We found that organizations are releasing faster than ever (nearly 20% release features daily), yet they commonly run into issues (82% commonly uncover bugs in production), and it can take a long time to get user experience back to normal (38% have a mean time to resolution or “MTTR” of greater than 1 day). Read on to see how organizations are faring when it comes to delivering features faster, safer, and smarter. We wrap up this piece with some tips on how some of these teams are implementing best practices.
Software development teams are moving faster than ever
The latest DORA report from 2019 finds that 46% of organizations deploy code to production at least once per week. We went further to ask not just about deploying code, but about releasing it to users. We found the pace to be in line with DORA’s findings.
Of the organizations we spoke to, 67% release new features at least every 2 weeks. And 20% of all organizations are releasing at least once per day across one of their teams. While this may be spread across multiple teams, this is still a very impressive cadence!
Rapid releases too often break user experience
Another finding from the DORA 2019 survey was that 23% of software changes fail in organizations that deploy code weekly or less frequently. So we set about to understand this. Why is this happening? And what’s going wrong?

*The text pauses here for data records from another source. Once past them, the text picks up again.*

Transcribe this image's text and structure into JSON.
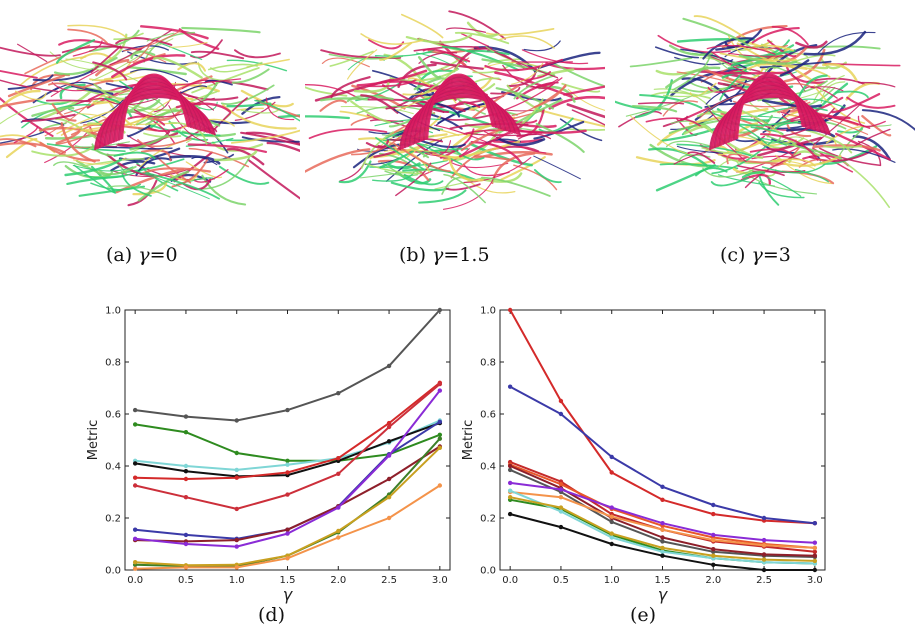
{
  "figure": {
    "panels": [
      {
        "id": "a",
        "caption_prefix": "(a) ",
        "caption_symbol": "γ",
        "caption_value": "=0",
        "image": "tractography-fiber-bundles"
      },
      {
        "id": "b",
        "caption_prefix": "(b) ",
        "caption_symbol": "γ",
        "caption_value": "=1.5",
        "image": "tractography-fiber-bundles"
      },
      {
        "id": "c",
        "caption_prefix": "(c) ",
        "caption_symbol": "γ",
        "caption_value": "=3",
        "image": "tractography-fiber-bundles"
      }
    ],
    "fiber_colors": [
      "#d81b60",
      "#1a237e",
      "#2ecc71",
      "#e7d35a",
      "#e86a5a",
      "#7bd36a",
      "#c2185b",
      "#a8e06a"
    ]
  },
  "chart_data": [
    {
      "id": "d",
      "caption": "(d)",
      "type": "line",
      "xlabel": "γ",
      "ylabel": "Metric",
      "xlim": [
        -0.1,
        3.1
      ],
      "ylim": [
        0.0,
        1.0
      ],
      "xticks": [
        "0.0",
        "0.5",
        "1.0",
        "1.5",
        "2.0",
        "2.5",
        "3.0"
      ],
      "yticks": [
        "0.0",
        "0.2",
        "0.4",
        "0.6",
        "0.8",
        "1.0"
      ],
      "x": [
        0,
        0.5,
        1,
        1.5,
        2,
        2.5,
        3
      ],
      "series": [
        {
          "color": "#555555",
          "values": [
            0.615,
            0.59,
            0.575,
            0.615,
            0.68,
            0.785,
            1.0
          ]
        },
        {
          "color": "#2e8b1f",
          "values": [
            0.56,
            0.53,
            0.45,
            0.42,
            0.42,
            0.445,
            0.52
          ]
        },
        {
          "color": "#7fd6d6",
          "values": [
            0.42,
            0.4,
            0.385,
            0.405,
            0.43,
            0.49,
            0.575
          ]
        },
        {
          "color": "#111111",
          "values": [
            0.41,
            0.38,
            0.36,
            0.365,
            0.42,
            0.495,
            0.565
          ]
        },
        {
          "color": "#d42a2a",
          "values": [
            0.355,
            0.35,
            0.355,
            0.375,
            0.43,
            0.565,
            0.72
          ]
        },
        {
          "color": "#cc2f3a",
          "values": [
            0.325,
            0.28,
            0.235,
            0.29,
            0.37,
            0.55,
            0.715
          ]
        },
        {
          "color": "#3b3aa8",
          "values": [
            0.155,
            0.135,
            0.12,
            0.155,
            0.245,
            0.445,
            0.57
          ]
        },
        {
          "color": "#8e1f2a",
          "values": [
            0.115,
            0.11,
            0.115,
            0.155,
            0.245,
            0.35,
            0.475
          ]
        },
        {
          "color": "#8a2bd6",
          "values": [
            0.12,
            0.1,
            0.09,
            0.14,
            0.24,
            0.44,
            0.69
          ]
        },
        {
          "color": "#3d7f28",
          "values": [
            0.02,
            0.015,
            0.015,
            0.055,
            0.145,
            0.29,
            0.505
          ]
        },
        {
          "color": "#c8a020",
          "values": [
            0.03,
            0.018,
            0.02,
            0.055,
            0.15,
            0.28,
            0.47
          ]
        },
        {
          "color": "#f4934a",
          "values": [
            0.005,
            0.01,
            0.01,
            0.045,
            0.125,
            0.2,
            0.325
          ]
        }
      ]
    },
    {
      "id": "e",
      "caption": "(e)",
      "type": "line",
      "xlabel": "γ",
      "ylabel": "Metric",
      "xlim": [
        -0.1,
        3.1
      ],
      "ylim": [
        0.0,
        1.0
      ],
      "xticks": [
        "0.0",
        "0.5",
        "1.0",
        "1.5",
        "2.0",
        "2.5",
        "3.0"
      ],
      "yticks": [
        "0.0",
        "0.2",
        "0.4",
        "0.6",
        "0.8",
        "1.0"
      ],
      "x": [
        0,
        0.5,
        1,
        1.5,
        2,
        2.5,
        3
      ],
      "series": [
        {
          "color": "#d42a2a",
          "values": [
            1.0,
            0.65,
            0.375,
            0.27,
            0.215,
            0.19,
            0.18
          ]
        },
        {
          "color": "#3b3aa8",
          "values": [
            0.705,
            0.6,
            0.435,
            0.32,
            0.25,
            0.2,
            0.18
          ]
        },
        {
          "color": "#c42a2a",
          "values": [
            0.415,
            0.34,
            0.215,
            0.155,
            0.11,
            0.09,
            0.07
          ]
        },
        {
          "color": "#e8562a",
          "values": [
            0.405,
            0.33,
            0.235,
            0.17,
            0.125,
            0.1,
            0.085
          ]
        },
        {
          "color": "#555555",
          "values": [
            0.385,
            0.3,
            0.185,
            0.11,
            0.07,
            0.055,
            0.05
          ]
        },
        {
          "color": "#8e1f2a",
          "values": [
            0.4,
            0.315,
            0.2,
            0.125,
            0.08,
            0.06,
            0.055
          ]
        },
        {
          "color": "#8a2bd6",
          "values": [
            0.335,
            0.31,
            0.24,
            0.18,
            0.135,
            0.115,
            0.105
          ]
        },
        {
          "color": "#f4934a",
          "values": [
            0.3,
            0.28,
            0.205,
            0.155,
            0.115,
            0.095,
            0.085
          ]
        },
        {
          "color": "#2e8b1f",
          "values": [
            0.27,
            0.235,
            0.135,
            0.075,
            0.045,
            0.03,
            0.025
          ]
        },
        {
          "color": "#7fd6d6",
          "values": [
            0.305,
            0.225,
            0.125,
            0.07,
            0.045,
            0.03,
            0.025
          ]
        },
        {
          "color": "#c8a020",
          "values": [
            0.28,
            0.24,
            0.14,
            0.085,
            0.055,
            0.04,
            0.035
          ]
        },
        {
          "color": "#111111",
          "values": [
            0.215,
            0.165,
            0.1,
            0.055,
            0.02,
            0.0,
            0.0
          ]
        }
      ]
    }
  ]
}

27% of the organizations we surveyed said they commonly experience downtime after releasing a feature. That could be the result of a breaking change or poor performance, often when a production environment behaves differently than staging. Looking more closely at the reasons for change failures, 82% of teams commonly experience bugs or defects after releasing features. And 23% of teams experience slow pages or database queries. In large scale Fortune 500 enterprises these issues can be extremely costly. IDC finds that an hour of downtime can cost upwards of $500K.

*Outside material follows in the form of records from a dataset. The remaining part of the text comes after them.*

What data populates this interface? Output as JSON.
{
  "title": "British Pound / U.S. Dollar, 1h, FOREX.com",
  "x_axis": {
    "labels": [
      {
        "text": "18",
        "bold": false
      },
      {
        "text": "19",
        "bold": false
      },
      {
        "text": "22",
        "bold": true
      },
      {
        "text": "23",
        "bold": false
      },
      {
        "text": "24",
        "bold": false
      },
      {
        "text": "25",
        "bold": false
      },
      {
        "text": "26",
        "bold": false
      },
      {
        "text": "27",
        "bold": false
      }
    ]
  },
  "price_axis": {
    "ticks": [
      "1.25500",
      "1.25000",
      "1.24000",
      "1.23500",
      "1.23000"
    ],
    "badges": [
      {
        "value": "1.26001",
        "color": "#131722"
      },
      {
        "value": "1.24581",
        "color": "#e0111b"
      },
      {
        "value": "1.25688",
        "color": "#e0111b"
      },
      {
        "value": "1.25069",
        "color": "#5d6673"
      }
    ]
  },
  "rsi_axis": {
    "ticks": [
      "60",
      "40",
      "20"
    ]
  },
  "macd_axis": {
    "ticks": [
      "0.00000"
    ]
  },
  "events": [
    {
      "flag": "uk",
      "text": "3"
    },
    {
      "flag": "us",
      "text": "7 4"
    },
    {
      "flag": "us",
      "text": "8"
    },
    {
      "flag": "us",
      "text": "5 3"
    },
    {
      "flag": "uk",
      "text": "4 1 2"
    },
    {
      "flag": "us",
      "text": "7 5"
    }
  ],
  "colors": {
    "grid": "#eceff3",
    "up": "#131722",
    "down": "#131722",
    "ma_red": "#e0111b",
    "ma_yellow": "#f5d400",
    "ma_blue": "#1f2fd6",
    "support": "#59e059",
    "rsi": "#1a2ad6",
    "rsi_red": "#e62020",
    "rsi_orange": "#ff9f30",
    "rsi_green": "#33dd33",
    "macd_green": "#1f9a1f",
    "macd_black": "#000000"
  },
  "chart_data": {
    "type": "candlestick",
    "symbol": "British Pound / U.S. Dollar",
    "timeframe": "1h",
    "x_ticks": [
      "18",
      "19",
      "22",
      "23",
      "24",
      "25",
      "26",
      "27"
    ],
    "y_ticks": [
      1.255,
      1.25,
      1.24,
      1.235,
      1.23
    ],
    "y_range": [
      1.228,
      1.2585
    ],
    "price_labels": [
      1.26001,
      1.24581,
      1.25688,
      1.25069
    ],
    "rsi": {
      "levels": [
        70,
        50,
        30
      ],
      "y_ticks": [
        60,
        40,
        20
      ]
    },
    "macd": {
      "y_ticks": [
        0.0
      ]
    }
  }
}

And speaking of costly, 27% of teams found that new features were often poorly adopted or utilized. That’s a lot of development and operational effort for something that didn’t work out!
Most of these issues require more time and rework
Not only do teams frequently have bugs, performance issues, and downtime during a feature release, all of this takes time to find and fix. This impacts two key metrics, mean time to detect (MTTD) and mean time to resolve (MTTR). 74% of teams take greater than 1 hour to detect issues with new features and 38% take more than 1 day.
Once an issue is found, teams also often have to roll back code or hotfix it in production. Both of these practices can introduce additional risk. Of our survey, 41% of teams rollback or hotfix more than 10% of new features. If we add the numbers of teams that reported they do both hotfixes and rollbacks to those who do one or the other, we see that 29% of teams hotfix more than 10% of new features and 26% frequently roll back new features.
And hotfixes and rollbacks take even more time. The mean time to resolve (MTTR) for the teams we surveyed was greater than 1 day for 40% of teams and greater than 1 hour for 88% of teams.
The road ahead
Given that software development teams are already moving quickly, and in the process of deploying and releasing to production even more rapidly, how can we solve some of these issues? We’ve got a few tips:
- Catch bugs and performance issues before they create downtime. Practice gradual rollouts that expose new functionality to internal users, beta testers, and then progressively to large portions of your production users. This can help reduce the impact of an issue even when you weren’t able to catch it in staging. Feature flags can help you make gradual rollouts a reality.
- Tie together your application monitoring, error monitoring, and feature flags. Catch those bugs and performance issues as quickly as possible with integrated feature monitoring that can both detect small changes in performance or errors and can assign a root cause to the feature at fault. Leading organizations like Booking.com can do this in less than 3 minutes after a release.
- Avoid unnecessary work and redirect your team to features that have true impact. We found that 27% of organizations commonly released features that didn’t hit the mark. Finding these using experimentation to prove out effectiveness can ensure that all the sweat and tears you pour into your development process are valued in the end.